Configure your application to log in a structured format (e.g., JSON). Use tools like Promtail to ship logs from your DigitalOcean droplets to your chosen log aggregation system. In Grafana, you can then query and visualize these logs alongside your metrics.
6. DigitalOcean Droplet and Infrastructure Monitoring
Don’t neglect the underlying infrastructure. DigitalOcean provides basic metrics for CPU, memory, disk I/O, and network traffic. However, for deeper insights, consider:
- Node Exporter: Deploy
node_exporteras a Docker container or directly on your droplets to expose detailed host-level metrics (CPU, RAM, disk usage, network stats) to Prometheus. - Blackbox Exporter: Monitor the availability and performance of your application endpoints (HTTP, HTTPS, TCP) from an external perspective.
- DigitalOcean Alerts: Configure basic alerts within the DigitalOcean control panel for critical resource thresholds (e.g., CPU utilization > 90% for 1 hour).
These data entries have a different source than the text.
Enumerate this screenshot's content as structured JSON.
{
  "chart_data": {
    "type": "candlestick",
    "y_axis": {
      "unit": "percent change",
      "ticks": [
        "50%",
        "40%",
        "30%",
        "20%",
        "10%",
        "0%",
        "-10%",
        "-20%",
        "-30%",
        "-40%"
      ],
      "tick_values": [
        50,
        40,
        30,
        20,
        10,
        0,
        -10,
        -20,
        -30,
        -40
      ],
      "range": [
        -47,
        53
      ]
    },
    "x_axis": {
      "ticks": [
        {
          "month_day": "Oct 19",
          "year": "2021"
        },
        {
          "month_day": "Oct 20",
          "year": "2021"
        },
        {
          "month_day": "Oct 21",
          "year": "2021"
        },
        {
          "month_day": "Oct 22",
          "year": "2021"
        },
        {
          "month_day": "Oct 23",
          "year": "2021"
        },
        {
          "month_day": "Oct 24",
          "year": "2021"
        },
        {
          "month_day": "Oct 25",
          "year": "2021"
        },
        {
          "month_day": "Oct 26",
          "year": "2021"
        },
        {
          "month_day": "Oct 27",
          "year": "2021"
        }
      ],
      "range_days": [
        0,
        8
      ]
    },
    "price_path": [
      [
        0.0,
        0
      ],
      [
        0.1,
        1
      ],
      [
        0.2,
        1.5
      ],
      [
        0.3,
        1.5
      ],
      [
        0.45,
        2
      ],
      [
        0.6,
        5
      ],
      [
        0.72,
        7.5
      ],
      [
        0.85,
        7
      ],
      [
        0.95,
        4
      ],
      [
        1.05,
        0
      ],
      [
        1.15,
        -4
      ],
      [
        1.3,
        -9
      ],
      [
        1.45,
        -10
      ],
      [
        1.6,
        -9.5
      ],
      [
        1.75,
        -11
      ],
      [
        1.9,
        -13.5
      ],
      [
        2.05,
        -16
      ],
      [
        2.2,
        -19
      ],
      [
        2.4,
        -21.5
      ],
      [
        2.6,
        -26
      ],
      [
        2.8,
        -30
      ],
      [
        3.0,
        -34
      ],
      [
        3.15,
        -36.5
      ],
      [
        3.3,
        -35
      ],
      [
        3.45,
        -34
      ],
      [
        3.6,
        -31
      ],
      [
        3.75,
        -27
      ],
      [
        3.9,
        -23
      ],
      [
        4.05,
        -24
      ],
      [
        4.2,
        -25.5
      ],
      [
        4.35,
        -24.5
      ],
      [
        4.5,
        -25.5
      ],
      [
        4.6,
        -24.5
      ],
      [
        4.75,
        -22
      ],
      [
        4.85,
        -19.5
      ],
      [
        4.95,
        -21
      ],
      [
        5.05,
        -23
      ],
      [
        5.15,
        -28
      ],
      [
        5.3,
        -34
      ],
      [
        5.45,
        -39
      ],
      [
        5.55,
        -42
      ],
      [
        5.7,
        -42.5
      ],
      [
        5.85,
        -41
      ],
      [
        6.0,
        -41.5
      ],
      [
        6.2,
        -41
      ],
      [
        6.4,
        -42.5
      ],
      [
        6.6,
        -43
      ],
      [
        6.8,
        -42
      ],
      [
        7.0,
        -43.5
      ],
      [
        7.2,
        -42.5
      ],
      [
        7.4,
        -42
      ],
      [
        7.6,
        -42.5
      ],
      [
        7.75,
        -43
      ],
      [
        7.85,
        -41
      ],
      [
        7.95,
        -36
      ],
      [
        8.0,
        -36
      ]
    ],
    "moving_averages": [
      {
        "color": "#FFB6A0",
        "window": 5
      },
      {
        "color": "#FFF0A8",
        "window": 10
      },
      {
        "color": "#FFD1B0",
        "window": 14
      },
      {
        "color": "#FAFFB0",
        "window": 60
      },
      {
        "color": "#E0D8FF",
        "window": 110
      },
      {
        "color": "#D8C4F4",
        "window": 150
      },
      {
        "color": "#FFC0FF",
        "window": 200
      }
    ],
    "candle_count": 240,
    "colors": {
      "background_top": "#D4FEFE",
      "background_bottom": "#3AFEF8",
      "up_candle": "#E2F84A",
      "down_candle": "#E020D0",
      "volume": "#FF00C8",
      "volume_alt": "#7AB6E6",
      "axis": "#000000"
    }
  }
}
Add Node Exporter to your docker-compose.yml:
services:
# ... other services ...
node_exporter:
image: prom/node-exporter:v1.7.0
container_name: node_exporter
ports:
- "9100:9100"
volumes:
- /proc:/host/proc:ro
- /sys:/host/sys:ro
- /:/rootfs:ro
command:
- '--path.procfs=/host/proc'
- '--path.sysfs=/host/sys'
- '--path.rootfs=/rootfs'
- '--collector.filesystem.mount-points-exclude=^/(sys|proc|dev|host|etc)($$|/)'
restart: unless-stopped
And update prometheus/prometheus.yml to scrape it:
scrape_configs:
# ... other jobs ...
- job_name: 'node_exporter'
static_configs:
- targets: ['node_exporter:9100'] # If running on the same Docker host as Prometheus
# If node_exporter is on a different droplet, use its IP:
# - targets: ['your_app_server_ip:9100']
7. Regular Audits and Tuning
Monitoring is not a set-and-forget solution. Regularly review your dashboards and alerts. Analyze historical data to identify performance bottlenecks and optimize queries, indexing strategies, and PostgreSQL configuration parameters (e.g., shared_buffers, work_mem). Use tools like pg_stat_statements to find slow queries.
Periodically adjust alert thresholds based on observed performance patterns and business requirements. Ensure your monitoring setup scales with your application’s growth.